Most real-world data (RWD) sets aren’t usable directly from the source. Adopting established standards to curate reliable, sharable insights is key for unleashing the potential of rich data assets.
Data standards are the unsung heroes of healthcare and the life sciences – serving as the foundation for a flexible, interoperable research environment.
These standards help us share ideas, information, and insights across disparate systems so that we are all speaking the same language. This is particularly important when considering RWD, which comes from a wide variety of sources and requires complex cleaning and transformation before it can be used in research and clinical care.
At COTA, we believe that playing an active part in the development and adoption of data standards is essential to maximize the utility of RWD. It is our ongoing mission to curate the most complete, accurate, and clinically relevant datasets available so we can unite the entire healthcare ecosystem, and we couldn’t do it without our partners in the data standards community.
Here are just a few examples of how we are advancing the maturity and uptake of standards to improve collaboration around RWD.
Representing clinical regimens with HemOnc.org
HemOnc.org is the largest freely available source of standardized, coded clinical interventions, regimens, and other important information for oncology and hematology.
We use HemOnc’s standardized codes to represent treatment regimens in our data, making it easier for providers to report accurately and consistently on their treatment choices.
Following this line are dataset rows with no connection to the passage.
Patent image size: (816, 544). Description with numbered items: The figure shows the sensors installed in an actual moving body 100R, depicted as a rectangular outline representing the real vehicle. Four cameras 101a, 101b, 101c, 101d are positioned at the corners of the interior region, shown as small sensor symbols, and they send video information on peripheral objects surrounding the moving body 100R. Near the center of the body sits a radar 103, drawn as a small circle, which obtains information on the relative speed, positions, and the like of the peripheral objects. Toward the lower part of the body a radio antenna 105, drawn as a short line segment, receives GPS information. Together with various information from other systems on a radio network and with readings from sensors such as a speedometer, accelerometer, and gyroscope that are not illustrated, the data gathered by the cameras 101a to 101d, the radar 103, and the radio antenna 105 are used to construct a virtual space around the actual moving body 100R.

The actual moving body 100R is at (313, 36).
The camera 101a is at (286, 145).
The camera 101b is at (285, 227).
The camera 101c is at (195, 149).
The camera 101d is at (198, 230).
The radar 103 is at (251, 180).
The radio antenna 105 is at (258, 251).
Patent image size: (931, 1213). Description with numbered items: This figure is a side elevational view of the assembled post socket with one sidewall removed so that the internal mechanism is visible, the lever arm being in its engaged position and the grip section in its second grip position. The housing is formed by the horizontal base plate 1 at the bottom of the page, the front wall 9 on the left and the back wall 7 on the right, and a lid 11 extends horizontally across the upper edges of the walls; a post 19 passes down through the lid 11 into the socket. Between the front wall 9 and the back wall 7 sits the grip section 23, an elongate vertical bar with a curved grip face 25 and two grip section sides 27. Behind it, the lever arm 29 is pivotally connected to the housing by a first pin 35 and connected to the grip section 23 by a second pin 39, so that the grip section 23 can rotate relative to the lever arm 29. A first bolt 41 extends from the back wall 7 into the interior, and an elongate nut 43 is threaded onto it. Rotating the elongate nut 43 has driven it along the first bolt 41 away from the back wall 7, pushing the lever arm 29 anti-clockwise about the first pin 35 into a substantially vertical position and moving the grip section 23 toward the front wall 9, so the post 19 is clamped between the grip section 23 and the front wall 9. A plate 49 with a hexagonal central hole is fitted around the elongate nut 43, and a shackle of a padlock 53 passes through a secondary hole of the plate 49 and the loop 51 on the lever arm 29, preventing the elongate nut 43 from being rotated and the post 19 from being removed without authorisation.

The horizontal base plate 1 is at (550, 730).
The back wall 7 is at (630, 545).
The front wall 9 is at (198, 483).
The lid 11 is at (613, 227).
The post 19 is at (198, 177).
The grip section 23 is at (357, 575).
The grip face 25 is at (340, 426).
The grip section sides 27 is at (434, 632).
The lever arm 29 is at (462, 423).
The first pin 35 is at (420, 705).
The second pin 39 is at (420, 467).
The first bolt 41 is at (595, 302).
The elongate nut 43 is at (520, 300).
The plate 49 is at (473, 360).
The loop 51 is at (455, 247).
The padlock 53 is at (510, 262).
By standardizing the way we represent pharmaceutical agents and procedures, we can support the integration of real-world data into clinical decision support tools and other technologies.
Standardizing data formatting with the OMOP Common Data Model
The OMOP Common Data Model (CDM) allows us to take data from many different sources, such as EMRs and claims, and translate them into a common format for analytics. With a library of standard analytics routines to draw from, the open source CDM makes it easier to organize and manipulate RWD in a standardized manner.
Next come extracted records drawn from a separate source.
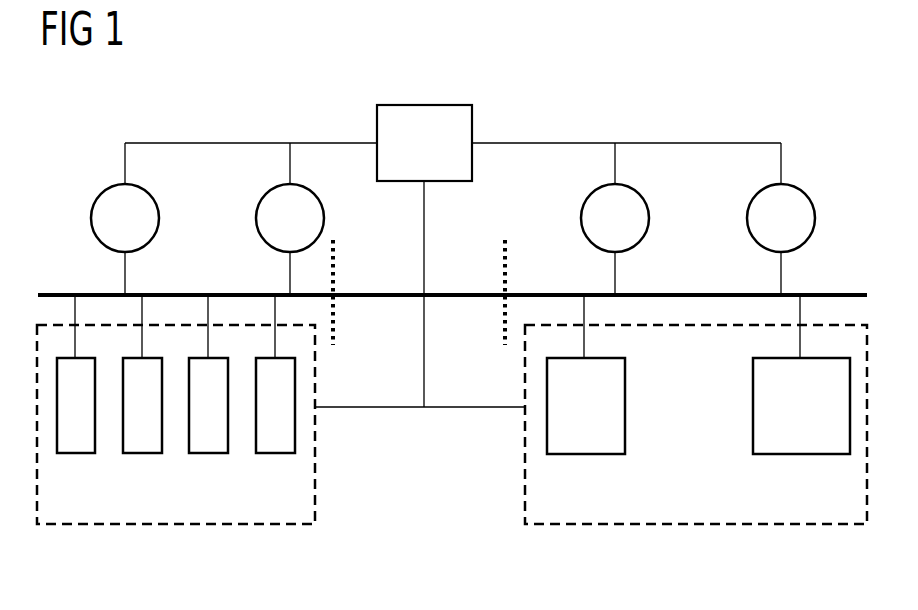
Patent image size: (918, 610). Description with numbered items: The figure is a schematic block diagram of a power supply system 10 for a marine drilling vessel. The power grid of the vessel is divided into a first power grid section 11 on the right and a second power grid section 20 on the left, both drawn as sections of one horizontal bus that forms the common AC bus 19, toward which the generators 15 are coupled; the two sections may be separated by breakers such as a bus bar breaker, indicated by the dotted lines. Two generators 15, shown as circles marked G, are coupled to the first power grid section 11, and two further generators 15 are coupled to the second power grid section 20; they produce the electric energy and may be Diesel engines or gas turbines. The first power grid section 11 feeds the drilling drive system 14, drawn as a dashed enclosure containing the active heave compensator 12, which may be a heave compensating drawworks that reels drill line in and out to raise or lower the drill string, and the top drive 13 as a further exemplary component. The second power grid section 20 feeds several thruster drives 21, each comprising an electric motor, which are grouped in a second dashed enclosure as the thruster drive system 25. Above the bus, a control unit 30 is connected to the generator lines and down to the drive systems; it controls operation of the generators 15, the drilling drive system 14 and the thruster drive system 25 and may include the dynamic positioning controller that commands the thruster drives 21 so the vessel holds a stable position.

The power supply system 10 is at (537, 93).
The first power grid section 11 is at (842, 293).
The active heave compensator 12 is at (590, 457).
The top drive 13 is at (801, 457).
The drilling drive system 14 is at (694, 527).
The generators 15 is at (256, 218).
The common AC bus 19 is at (367, 293).
The second power grid section 20 is at (57, 293).
The thruster drives 21 is at (138, 453).
The thruster drive system 25 is at (190, 527).
The control unit 30 is at (424, 105).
COTA is working closely with OMOP to continually refine and develop the common data model. As one of their first external partners, we are thrilled about the opportunity to share our industry-leading experiences and shape a vital resource for the rest of the research community.
Normalizing clinical and claims data with Health Language
Wolter Kluwer’s Health Language is a staple of the analytics toolkit, allowing organizations to effectively leverage data to measure performance, stay interoperable, and achieve their goals. We use Health Language to standardize our ontologies and manage updates to ICD-10 codes so that we can remain agile and flexible when ingesting and analyzing new data.
COTA’s work with these standard frameworks and other shared methods for extracting, curating, and exchanging data, is foundational to our success with real-world data . We will continue to collaborate with data standards champions to promote the adoption and advancement of shared methods for life sciences research and patient care.
With common strategies for bringing data together, we can communicate more effectively, enhance the utility of RWD, and continue to drive innovation in oncology to improve the lives of patients and their families.